Recent strength in global crude prices will see US shale oil production lift in the second half of 2017, and the average price this year come in below the levels seen in January and February.
That’s the view of Fitch Ratings which suggests that high global inventories and recovering US production will partially offset the effect of production cuts from both OPEC and non-OPEC members in the first half of this year, resulting in a slow return to its long-term equilibrium price forecast of $65 per barrel.
“Global inventories of both crude oil and refined products are well above historical averages, which could continue to put pressure on refiner profitability,” the group said in a note released on Monday.
And that may be amplified by increased shale oil production in the US, it says.

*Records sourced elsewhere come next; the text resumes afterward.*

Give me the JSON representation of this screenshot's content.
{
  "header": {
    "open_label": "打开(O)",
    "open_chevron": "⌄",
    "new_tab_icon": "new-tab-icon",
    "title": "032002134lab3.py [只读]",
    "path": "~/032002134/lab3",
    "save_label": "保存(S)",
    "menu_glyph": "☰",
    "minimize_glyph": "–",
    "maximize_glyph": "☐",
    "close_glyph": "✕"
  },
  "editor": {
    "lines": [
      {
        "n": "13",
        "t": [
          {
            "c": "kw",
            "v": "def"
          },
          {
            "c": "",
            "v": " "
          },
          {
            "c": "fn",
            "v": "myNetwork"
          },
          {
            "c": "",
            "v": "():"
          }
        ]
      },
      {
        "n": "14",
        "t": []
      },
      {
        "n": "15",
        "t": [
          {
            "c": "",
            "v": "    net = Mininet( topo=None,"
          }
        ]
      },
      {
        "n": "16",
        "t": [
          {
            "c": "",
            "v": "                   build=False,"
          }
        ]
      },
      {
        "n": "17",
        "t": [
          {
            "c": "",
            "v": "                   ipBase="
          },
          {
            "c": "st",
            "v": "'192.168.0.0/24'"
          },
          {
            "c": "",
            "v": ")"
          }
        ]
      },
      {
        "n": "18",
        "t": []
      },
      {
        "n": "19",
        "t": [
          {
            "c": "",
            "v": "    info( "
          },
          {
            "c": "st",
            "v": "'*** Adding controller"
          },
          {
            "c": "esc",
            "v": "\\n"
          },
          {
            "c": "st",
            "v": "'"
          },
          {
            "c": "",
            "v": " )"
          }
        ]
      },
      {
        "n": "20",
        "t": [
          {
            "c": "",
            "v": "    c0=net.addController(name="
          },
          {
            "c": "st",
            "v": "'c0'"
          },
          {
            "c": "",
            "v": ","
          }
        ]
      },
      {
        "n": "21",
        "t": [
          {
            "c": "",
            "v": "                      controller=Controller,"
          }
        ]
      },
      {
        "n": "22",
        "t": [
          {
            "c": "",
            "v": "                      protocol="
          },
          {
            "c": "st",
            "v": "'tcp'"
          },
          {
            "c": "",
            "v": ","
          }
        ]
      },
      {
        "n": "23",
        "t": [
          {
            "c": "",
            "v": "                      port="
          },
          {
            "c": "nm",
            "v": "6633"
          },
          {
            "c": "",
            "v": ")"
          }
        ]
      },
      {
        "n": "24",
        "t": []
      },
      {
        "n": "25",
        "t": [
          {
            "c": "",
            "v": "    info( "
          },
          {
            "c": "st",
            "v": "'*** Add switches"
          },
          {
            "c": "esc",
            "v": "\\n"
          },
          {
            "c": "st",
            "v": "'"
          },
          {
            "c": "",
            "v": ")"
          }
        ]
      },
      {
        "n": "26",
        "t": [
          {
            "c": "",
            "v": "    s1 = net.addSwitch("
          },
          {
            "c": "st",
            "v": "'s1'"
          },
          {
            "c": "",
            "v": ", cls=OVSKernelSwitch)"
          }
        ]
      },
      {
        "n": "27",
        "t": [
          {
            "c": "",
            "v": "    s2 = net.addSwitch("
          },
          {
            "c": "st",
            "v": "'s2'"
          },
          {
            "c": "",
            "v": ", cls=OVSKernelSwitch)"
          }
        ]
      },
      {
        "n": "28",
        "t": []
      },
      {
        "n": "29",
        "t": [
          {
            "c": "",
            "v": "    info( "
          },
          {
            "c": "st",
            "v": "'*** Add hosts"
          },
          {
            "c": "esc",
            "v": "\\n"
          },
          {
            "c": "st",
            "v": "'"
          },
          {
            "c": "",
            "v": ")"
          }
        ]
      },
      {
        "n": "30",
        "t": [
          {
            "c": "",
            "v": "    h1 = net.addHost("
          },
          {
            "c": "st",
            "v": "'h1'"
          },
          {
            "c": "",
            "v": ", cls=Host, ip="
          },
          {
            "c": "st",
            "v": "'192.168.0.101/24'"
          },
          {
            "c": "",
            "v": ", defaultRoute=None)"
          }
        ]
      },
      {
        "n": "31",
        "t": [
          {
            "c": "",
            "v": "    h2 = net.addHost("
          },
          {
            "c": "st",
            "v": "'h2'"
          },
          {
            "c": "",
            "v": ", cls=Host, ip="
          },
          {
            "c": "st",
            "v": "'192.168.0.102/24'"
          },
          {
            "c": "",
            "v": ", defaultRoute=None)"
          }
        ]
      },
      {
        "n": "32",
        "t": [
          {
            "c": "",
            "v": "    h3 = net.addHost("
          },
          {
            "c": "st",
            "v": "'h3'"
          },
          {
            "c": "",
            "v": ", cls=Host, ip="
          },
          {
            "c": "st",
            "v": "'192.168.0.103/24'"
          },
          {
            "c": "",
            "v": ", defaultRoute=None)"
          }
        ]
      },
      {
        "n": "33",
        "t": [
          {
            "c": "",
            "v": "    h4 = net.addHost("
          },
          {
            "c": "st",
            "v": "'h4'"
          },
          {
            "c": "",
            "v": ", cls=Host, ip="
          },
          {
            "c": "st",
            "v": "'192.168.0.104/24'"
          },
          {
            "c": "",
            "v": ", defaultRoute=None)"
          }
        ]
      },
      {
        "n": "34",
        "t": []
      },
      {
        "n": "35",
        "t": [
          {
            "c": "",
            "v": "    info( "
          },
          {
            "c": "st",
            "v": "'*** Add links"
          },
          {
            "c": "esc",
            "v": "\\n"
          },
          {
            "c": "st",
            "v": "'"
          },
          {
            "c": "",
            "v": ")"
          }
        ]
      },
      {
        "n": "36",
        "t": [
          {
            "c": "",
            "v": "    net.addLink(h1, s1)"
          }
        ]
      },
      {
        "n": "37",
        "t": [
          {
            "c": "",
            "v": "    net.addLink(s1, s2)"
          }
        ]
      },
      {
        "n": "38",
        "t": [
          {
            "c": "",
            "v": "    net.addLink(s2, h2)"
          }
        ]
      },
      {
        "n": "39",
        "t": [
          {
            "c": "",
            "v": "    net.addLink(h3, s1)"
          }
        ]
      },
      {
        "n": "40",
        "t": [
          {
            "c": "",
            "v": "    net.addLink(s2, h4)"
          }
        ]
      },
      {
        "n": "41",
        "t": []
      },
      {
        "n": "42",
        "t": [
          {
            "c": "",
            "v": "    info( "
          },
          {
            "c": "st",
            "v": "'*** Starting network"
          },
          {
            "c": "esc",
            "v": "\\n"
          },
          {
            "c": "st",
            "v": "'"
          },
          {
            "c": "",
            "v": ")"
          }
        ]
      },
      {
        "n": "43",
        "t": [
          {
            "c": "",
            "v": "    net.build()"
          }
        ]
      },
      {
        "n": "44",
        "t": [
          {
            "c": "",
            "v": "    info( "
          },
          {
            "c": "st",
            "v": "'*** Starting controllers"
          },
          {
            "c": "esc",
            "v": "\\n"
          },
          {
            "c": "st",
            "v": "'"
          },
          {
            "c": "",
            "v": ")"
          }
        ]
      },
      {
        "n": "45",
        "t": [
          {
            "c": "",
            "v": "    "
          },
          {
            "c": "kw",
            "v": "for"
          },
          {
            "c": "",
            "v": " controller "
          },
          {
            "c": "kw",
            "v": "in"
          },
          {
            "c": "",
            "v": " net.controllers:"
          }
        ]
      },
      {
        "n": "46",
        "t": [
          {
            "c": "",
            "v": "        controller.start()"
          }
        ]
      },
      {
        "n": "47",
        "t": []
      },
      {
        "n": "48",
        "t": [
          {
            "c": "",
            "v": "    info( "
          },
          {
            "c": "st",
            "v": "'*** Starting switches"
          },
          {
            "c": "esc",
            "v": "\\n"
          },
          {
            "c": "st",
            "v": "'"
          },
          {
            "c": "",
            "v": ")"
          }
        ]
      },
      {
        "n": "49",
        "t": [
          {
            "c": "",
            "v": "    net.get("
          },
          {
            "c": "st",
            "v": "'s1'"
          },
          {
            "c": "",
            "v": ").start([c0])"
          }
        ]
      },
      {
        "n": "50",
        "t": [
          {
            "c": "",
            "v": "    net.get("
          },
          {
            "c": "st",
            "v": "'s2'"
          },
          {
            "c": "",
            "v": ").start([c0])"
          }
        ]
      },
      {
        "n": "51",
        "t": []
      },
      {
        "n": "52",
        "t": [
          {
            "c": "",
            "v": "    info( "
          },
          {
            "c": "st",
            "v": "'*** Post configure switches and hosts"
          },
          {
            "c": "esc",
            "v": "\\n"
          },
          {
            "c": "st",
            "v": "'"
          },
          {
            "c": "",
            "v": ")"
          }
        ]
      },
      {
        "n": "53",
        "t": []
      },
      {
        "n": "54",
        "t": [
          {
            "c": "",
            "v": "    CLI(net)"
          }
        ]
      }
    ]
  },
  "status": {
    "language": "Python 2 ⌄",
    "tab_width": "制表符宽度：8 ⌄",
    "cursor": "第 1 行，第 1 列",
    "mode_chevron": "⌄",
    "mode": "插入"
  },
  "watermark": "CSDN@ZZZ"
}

“US total and land rig counts have nearly doubled from their lows in May 2016, reaching 754 and 737, respectively, at 24 February. This pick-up in activity has contributed to a rebound in US crude production to over 9 mmbbl/d [million barrels per day] from a trough of about 8.4 mmbbl/d in July 2016.
“We expect US crude production’s upward trend to continue throughout 2017 due to the rise in rig activity, increased capex budgets, and the roughly two to four-month lag between spudding shale wells and production.”
Fitch’s latest price forecasts are shown below.
Fitch says that it has also re-established a Brent-WTI spread in its base case scenario forecasts to reflect the “anticipated resurgence of US shale production, logistics costs, inventory trends, and refinery incentives”.